[Math] If a random variable $X$ is measurable with respect to the tail $\sigma$-algebra, then it is constant a.s.

measure-theoryprobability

Consider Kolmogorov's Zero-One law:

Suppose that $(X_n)_{n \in \mathbb{N}}$ is a sequence of independent
random variables.
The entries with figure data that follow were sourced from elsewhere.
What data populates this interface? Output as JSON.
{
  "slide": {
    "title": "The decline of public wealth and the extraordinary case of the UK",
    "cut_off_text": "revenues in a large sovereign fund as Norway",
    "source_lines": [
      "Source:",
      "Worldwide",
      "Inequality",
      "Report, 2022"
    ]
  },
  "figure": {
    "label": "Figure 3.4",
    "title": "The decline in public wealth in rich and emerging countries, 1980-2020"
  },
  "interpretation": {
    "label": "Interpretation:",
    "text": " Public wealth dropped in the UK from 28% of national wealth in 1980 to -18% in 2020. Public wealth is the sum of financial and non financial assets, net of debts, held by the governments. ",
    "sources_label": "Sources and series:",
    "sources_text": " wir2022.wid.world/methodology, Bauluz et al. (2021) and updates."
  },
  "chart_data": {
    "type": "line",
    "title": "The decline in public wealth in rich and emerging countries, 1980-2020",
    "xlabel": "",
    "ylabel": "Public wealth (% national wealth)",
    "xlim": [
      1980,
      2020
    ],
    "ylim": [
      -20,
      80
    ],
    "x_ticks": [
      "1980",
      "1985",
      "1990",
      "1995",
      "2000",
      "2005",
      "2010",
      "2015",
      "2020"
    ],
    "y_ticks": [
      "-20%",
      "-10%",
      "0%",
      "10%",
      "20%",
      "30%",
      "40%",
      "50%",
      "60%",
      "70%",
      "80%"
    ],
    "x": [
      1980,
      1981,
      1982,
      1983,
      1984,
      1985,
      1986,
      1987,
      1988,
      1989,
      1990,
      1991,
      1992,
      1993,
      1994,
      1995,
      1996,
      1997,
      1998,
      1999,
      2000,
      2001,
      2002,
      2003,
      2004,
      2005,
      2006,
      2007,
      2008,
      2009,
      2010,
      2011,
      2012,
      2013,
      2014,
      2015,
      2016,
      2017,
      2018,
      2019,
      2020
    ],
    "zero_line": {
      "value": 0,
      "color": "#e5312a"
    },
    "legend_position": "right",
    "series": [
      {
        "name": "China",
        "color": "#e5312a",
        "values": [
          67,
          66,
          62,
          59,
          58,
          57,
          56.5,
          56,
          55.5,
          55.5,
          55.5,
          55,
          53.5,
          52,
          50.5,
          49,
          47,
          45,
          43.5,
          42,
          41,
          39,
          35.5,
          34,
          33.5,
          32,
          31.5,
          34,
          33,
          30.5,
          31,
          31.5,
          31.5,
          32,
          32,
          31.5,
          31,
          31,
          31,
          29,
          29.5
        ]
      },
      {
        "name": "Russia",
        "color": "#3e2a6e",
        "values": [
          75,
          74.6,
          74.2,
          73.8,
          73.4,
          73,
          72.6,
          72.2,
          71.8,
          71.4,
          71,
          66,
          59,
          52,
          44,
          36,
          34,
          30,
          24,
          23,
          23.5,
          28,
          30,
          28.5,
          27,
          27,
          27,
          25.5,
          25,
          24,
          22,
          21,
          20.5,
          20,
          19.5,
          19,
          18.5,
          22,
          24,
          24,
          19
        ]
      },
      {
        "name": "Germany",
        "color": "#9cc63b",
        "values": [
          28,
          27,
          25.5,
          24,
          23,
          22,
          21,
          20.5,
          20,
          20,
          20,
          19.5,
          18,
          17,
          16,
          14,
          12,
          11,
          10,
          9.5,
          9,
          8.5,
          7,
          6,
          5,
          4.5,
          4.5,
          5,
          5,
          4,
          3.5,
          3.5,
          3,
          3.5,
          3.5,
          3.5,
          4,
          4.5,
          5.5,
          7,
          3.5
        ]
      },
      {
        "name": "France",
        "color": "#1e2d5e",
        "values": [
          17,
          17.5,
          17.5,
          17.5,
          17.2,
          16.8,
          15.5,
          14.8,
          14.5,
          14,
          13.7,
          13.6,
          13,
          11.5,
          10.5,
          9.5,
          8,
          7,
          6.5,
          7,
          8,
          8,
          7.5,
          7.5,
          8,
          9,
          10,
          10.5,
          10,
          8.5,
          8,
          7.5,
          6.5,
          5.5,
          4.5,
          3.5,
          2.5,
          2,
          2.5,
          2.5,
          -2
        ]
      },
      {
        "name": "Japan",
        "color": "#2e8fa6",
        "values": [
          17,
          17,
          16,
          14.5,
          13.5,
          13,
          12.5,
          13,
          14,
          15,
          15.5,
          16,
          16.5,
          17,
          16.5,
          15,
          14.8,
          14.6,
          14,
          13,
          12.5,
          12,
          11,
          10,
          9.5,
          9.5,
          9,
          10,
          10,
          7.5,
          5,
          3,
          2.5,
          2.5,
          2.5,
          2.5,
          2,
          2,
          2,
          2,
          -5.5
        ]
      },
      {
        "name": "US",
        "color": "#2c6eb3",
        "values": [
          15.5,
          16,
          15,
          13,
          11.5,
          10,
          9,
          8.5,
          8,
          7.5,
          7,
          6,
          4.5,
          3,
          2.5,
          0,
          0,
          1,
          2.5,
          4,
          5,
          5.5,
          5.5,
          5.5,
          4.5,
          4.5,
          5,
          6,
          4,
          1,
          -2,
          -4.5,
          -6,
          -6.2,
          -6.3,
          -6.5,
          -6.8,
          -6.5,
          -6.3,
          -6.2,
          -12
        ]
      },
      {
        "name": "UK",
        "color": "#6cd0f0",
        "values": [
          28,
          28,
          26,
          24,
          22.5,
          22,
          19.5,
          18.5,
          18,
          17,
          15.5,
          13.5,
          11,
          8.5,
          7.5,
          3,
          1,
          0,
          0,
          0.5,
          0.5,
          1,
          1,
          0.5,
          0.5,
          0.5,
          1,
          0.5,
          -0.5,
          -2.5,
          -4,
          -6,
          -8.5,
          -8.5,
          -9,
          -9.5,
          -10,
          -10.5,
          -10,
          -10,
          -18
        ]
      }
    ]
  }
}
Then any event belonging to the tail
$\sigma$-algebra $\bigcap_{n \in \mathbb{N}}\sigma(X_n,X_{n+1},\dots)$
has probability $0$ or $1$.

Now the book says:

Every random variable $X$ which is measurable with respect to the tail
$\sigma$-algebra is a.s. constant.

I do not quite see this, but I think it should be easy. So since $X$ is measurable with respect to the tail $\sigma$-algebra, we have that $$\{X \leq t\} \in \bigcap_{n \in \mathbb{N}}\sigma(X_n,X_{n+1},\dots)$$ for all $t \in \mathbb{R}$. Similarly also $\{X \geq t\}$. So by $$\{X = t\} = \{X \leq t\} \cap \{X \geq t\}$$ we get that $P(X = t)$ is either $0$ or $1$. Why should it be $1$ for some $t$? Or how does one see this?

Best Answer

You can also find that $F_X(t)=P(X\leq t)\in\{0,1\}$ for each $t$.

Combining this with $\lim_{t\to\infty}F_X(t)=1$ we will arrive at $F_X(t)=1$ for some $t$.

Now let $t_0:=\inf\{t\in\mathbb R\mid F(t)=1\}$.

Then $t_0\in\mathbb R$ and you can find that $P(X=t_0)=1$.